ARM assembly-language programming for the Raspberry Pi

4. Passing arguments in registers

In the previous example, I raised the subject of function calls. I will introduce a proper function call example shortly, but first we need to discuss the subject of passing arguments in more detail. I've already mentioned argument passing in the context of syscalls but, of course, you're going to want to pass your own arguments to functions you define.

Modern practice nearly always favours argument passing by registers. The other common technique is to use the stack -- an area of memory that expands to accommodate data placed in it. We will encounter the use of the stack for handling command-line arguments -- this is the way the Linux kernel passes arguments to user programs. However, for now, let's stick with registers.

The example

In the previous example, we looked at how to create a label exit, such that a branch to that label would exit the program. It's plausible that we might want to exit the program from multiple points, and it's also conceivable that we might want to provide a different exist status code each time. In the previous example, the status code was embedded in the 'exit' code, but here's a slight modification that makes it more flexible.

// Set exit value to a specific number, by jumping to code that
//  invokes sys_exit. The exit code is passed in the r0 register
.text

.global _start

// Exit the program.
//   On entry, r0 should hold the exit code
exit:
    mov    %r7, $1     // sys_exit is syscall #1
    swi    $0          // invoke syscall 

_start:
    mov    %r0, $43
    b      exit

The only difference between this example and the previous one is where the r0 register is set. I've defined the exit code to take a value in the r0 register and, as it happens, that's what the sys_exit syscall expects as well. So we don't have to do any extra work in the program code.

Argument passing

It turns out that this use of the r0 register is not arbitrary -- it is defined in the Procedure call standard for the ARM architecture, which is part of the Application Binary Interface (ABI). The procedure call standard sets out how arguments should be passed, for different types of data. Standardization of this sort makes it easy (well, easier) to build an application from components written by different people, using different programming languages.

If you're working in a high-level language, you don't need to worry about procedure call conventions or any other part of the ABI -- the compiler takes care of that. If you're working in assembly you do have to worry, and not just about procedure calling. There are issues of alignment as well, which I'll outline later.

The procedure call standard for 32-bit ARM devices states that, for 32-bit integer arguments (and this includes arguments that are memory addresses) the first four arguments are placed into registers r0 to r3. If there are more arguments than this, they are pushed onto the stack. The Linux kernel does not follow this convention for command-line arguments, nor does it fully do so for syscalls. Syscalls take all their arguments in registers and never use the stack. Since no syscall takes more than six arguments, and most take three or fewer, this technicality won't concern us here.

There are other rules in the procedure call standard for data elements larger than 32-bits, including floating-point numbers, which I will introduce in due course.

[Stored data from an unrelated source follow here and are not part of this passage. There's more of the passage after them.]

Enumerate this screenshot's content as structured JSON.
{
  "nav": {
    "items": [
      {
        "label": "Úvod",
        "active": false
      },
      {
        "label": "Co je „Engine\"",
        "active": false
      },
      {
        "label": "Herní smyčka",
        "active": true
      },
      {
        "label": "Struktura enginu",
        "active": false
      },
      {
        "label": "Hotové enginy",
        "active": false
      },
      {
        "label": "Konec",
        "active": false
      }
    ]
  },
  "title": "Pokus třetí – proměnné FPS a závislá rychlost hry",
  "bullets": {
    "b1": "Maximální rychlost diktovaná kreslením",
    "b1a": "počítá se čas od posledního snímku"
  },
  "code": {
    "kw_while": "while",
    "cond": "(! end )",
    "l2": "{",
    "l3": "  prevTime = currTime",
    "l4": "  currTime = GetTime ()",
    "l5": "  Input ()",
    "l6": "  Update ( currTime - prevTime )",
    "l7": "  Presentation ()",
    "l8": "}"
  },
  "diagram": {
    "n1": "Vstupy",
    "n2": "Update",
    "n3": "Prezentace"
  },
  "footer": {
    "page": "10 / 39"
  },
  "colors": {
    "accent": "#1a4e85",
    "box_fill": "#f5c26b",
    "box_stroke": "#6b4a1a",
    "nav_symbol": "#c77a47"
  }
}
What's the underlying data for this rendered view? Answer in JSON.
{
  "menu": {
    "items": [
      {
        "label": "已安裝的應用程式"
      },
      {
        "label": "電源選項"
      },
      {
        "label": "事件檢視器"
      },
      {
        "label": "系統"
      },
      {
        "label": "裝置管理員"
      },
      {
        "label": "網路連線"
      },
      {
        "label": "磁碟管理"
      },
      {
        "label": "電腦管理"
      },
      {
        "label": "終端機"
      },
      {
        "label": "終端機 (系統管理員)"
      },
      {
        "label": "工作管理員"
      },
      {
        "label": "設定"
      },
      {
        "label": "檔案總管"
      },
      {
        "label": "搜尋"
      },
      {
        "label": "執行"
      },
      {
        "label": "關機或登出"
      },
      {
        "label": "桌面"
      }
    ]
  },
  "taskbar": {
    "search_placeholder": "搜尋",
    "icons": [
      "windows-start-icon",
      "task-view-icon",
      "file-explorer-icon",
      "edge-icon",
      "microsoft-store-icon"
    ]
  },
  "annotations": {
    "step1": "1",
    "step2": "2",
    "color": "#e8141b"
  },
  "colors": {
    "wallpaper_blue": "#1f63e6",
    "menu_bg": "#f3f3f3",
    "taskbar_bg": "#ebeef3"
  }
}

A digression about registers

Registers are data storage cells within the CPU. The 32-bit ARM CPUs have sixteen registers, labeled r0 to r15. In some circumstances these registers can be used in pairs to form 64-bit values. Some of the registers have specific purposes, and can be referred to in assembly language with more descriptive names. For example, r13 is the stack pointer (sp) whose crucial role will become apparent very soon.

Both for argument passing and for calculation, using registers is much faster than using memory. However, only eleven registers are available for general-purpose use -- r0-r8 and r10-r11. Of these, as I've mentioned, the first four are used for argument passing; but that doesn't preclude them being used for other things as well, if we're careful.

Within a particular function, eleven registers may be sufficient to store all the working data of that function. If it isn't, the function will have to make use of general memory or the stack, as we'll see.

Summary

Functions are conventionally called with arguments in registers or on the stack.
The Procedure call standard attempts to ensure interoperability between software components by standardizing the use of registers and the stack, among other things.
32-bit ARM CPUs have sixteen registers, or which eleven are general-purpose.